Question

Let $p$ be a prime number & $n$ be a positive integer, then exponent of prime $p$ in $n!$ is denoted by $E_p(n!)$ & is given by $E_p(n!)=\left[\frac{n}{p}\right]+\left[\frac{n}{p^2}\right]+\left[\frac{n}{p^3}\right]+.....+\left[\frac{n}{p^x}\right]$ where $x$ is the largest positive integer such that $p^x\le n<p^{x+1}$ and $[\cdot ]$ denotes the greatest integer

Again every natural number $N$ can be expressed as the product of its prime factors given by $N=P_1^{k_2}{P}_2^{k_2}....P_r^{k_r}$ where $P_1,P_2,P_3,.......P_r$ are prime numbers & $k_1$ are whole numbers.

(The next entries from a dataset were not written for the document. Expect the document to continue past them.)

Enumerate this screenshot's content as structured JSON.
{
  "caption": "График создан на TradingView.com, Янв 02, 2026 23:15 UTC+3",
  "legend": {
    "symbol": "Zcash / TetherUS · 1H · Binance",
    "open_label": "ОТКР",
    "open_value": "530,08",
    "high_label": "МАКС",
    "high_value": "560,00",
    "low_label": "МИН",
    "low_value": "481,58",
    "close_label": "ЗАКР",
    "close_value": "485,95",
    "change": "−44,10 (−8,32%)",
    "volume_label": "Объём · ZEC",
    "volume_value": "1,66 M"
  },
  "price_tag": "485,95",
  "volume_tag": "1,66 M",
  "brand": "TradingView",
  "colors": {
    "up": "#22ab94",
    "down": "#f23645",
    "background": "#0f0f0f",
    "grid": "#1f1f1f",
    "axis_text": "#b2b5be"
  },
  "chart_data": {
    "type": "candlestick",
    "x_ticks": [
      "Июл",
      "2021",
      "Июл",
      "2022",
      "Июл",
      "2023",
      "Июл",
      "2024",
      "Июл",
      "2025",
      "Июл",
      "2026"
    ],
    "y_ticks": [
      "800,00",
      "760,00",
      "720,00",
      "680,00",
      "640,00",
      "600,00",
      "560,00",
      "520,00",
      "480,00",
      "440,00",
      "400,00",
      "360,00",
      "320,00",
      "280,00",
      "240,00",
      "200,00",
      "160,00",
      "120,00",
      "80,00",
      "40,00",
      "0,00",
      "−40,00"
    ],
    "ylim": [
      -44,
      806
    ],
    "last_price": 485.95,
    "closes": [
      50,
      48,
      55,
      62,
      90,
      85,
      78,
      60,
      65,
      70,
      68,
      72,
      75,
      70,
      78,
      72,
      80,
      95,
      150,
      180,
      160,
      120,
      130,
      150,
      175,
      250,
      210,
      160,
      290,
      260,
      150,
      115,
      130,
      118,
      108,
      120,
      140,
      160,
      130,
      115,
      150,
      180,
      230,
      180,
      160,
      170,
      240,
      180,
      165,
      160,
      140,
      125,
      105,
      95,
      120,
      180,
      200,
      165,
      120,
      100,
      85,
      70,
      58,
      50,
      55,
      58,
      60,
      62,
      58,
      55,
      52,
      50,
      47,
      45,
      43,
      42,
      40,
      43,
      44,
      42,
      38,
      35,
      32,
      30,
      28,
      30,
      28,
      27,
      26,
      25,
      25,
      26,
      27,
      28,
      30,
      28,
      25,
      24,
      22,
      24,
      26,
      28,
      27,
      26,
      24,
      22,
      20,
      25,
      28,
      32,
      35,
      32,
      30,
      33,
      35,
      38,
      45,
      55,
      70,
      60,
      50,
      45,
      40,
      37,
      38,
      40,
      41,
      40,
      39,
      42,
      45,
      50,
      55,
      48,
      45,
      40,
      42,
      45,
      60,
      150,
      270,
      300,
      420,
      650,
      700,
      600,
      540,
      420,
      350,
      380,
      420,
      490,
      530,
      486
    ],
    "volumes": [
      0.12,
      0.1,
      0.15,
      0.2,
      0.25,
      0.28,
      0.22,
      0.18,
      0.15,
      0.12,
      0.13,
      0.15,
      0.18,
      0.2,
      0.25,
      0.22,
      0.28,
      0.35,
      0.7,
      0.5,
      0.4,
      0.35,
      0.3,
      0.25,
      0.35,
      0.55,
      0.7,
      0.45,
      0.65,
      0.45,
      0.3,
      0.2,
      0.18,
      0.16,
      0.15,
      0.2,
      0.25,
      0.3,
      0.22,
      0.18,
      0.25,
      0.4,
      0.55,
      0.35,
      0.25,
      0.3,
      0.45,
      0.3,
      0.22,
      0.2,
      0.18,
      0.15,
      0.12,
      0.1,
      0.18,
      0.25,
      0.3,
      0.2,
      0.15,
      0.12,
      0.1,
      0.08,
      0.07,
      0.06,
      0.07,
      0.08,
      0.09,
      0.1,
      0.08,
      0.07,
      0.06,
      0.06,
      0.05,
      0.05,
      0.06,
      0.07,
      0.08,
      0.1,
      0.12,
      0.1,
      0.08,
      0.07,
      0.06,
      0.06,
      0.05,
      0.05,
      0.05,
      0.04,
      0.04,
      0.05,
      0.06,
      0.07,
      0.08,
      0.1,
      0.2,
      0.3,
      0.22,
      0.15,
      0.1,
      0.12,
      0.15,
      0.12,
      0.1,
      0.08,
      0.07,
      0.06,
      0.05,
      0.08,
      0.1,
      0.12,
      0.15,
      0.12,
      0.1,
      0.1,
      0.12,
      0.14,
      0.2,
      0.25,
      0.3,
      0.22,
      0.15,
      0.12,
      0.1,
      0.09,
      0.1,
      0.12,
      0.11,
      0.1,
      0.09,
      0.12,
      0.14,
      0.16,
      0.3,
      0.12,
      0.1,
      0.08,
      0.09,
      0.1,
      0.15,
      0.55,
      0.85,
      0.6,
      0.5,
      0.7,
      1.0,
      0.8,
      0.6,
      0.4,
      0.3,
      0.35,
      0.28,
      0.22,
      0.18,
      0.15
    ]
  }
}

The greatest integer $n$ for which $77!$ is divisible by $3^n$ is

• A. $27$
• B. $32$
• C. $35$
• D. $40$

Answer 1

The correct option is C $35$

$3^3\le 77\le 3^4$

Hence, $\left[\frac{77}{3}\right]+\left[\frac{77}{3^2}\right]+\left[\frac{77}{3^3}\right]$

$=25+8+2$

$=33+2$

$=35$

Therefore, the exponent of $3$ is $3^{35}$ in $77!$

Hence, $n=35$